LeetCode #905 Sort Array By Parity 按奇偶排序数组

905 Sort Array By Parity 按奇偶排序数组

Description:
Given an array A of non-negative integers, return an array consisting of all the even elements of A, followed by all the odd elements of A.

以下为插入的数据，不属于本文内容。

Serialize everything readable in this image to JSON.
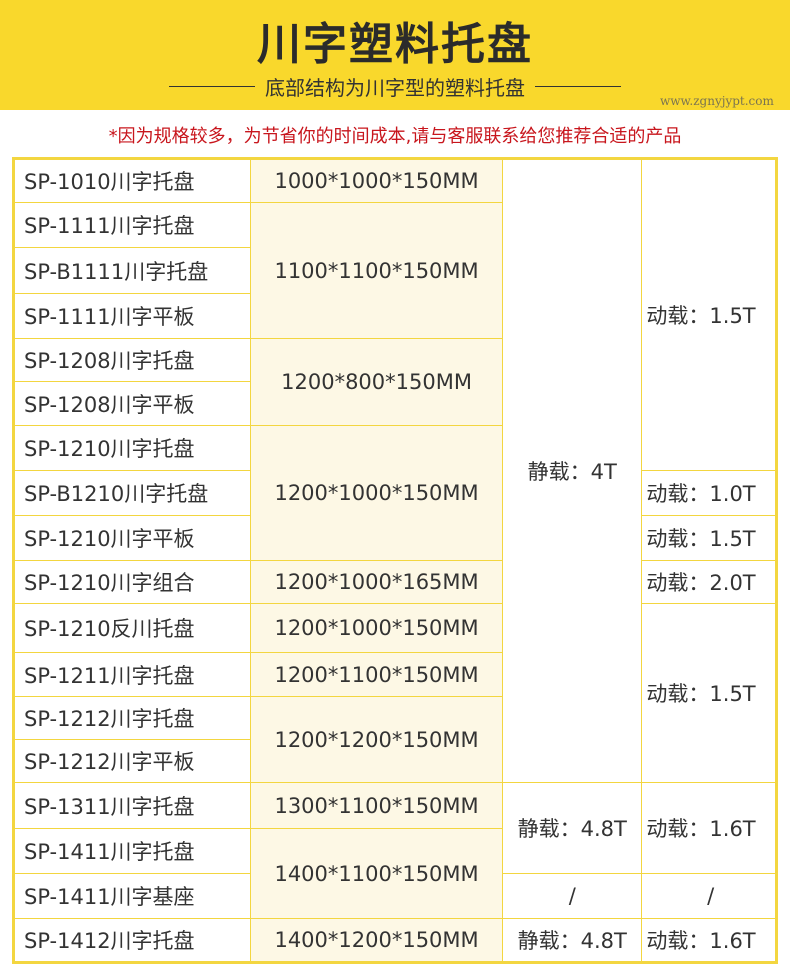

You may return any answer array that satisfies this condition.

Example:

Example 1:

Input: [3,1,2,4]
Output: [2,4,3,1]
The outputs [4,2,3,1], [2,4,1,3], and [4,2,1,3] would also be accepted.

Note:

1 <= A.length <= 5000
0 <= A[i] <= 5000

题目描述:
给定一个非负整数数组 A，返回一个数组，在该数组中， A 的所有偶数元素之后跟着所有奇数元素。

你可以返回满足此条件的任何数组作为答案。

示例 :

输入：[3,1,2,4]
输出：[2,4,3,1]
输出 [4,2,3,1]，[2,4,1,3] 和 [4,2,1,3] 也会被接受。

提示：

1 <= A.length <= 5000
0 <= A[i] <= 5000

思路:

1. 双指针, i指向一个不为偶数的下标, j从后往前扫描到偶数就跟 i交换数组对应的值
2. 快速排序, 选择 A[0]作为 pivot, 偶数全部放 A[0]左边, 奇数全部放 A[0]右边, 只需要一次遍历
   时间复杂度O(n), 空间复杂度O(1)

代码:
C++:

class Solution 
{
public:
    vector sortArrayByParity(vector& A) 
    {
        for (int i = 0, j = A.size(); i < j;) 
            if (!(A[i] & 1)) i++;
            else if (!(A[--j] & 1)) swap(A[i], A[j]);
        return A;
    }
};

Java:

class Solution {
    public int[] sortArrayByParity(int[] A) {
        int i = 0, j = A.length - 1;
        while (i < j) {
            if ((A[i] & 1) > (A[j] & 1)) swap(A, i, j);
            if ((A[i] & 1) == 0) i++;
            if ((A[j] & 1) == 1) j--;
        }
        return A;
    }
    
    private void swap(int[] A, int i, int j) {
        A[i] ^= A[j];
        A[j] ^= A[i];
        A[i] ^= A[j];
    }
}

Python:

class Solution:
    def sortArrayByParity(self, A: List[int]) -> List[int]:
        return [i for i in A if (i & 1) == 0]  + [i for i in A if (i & 1) == 1]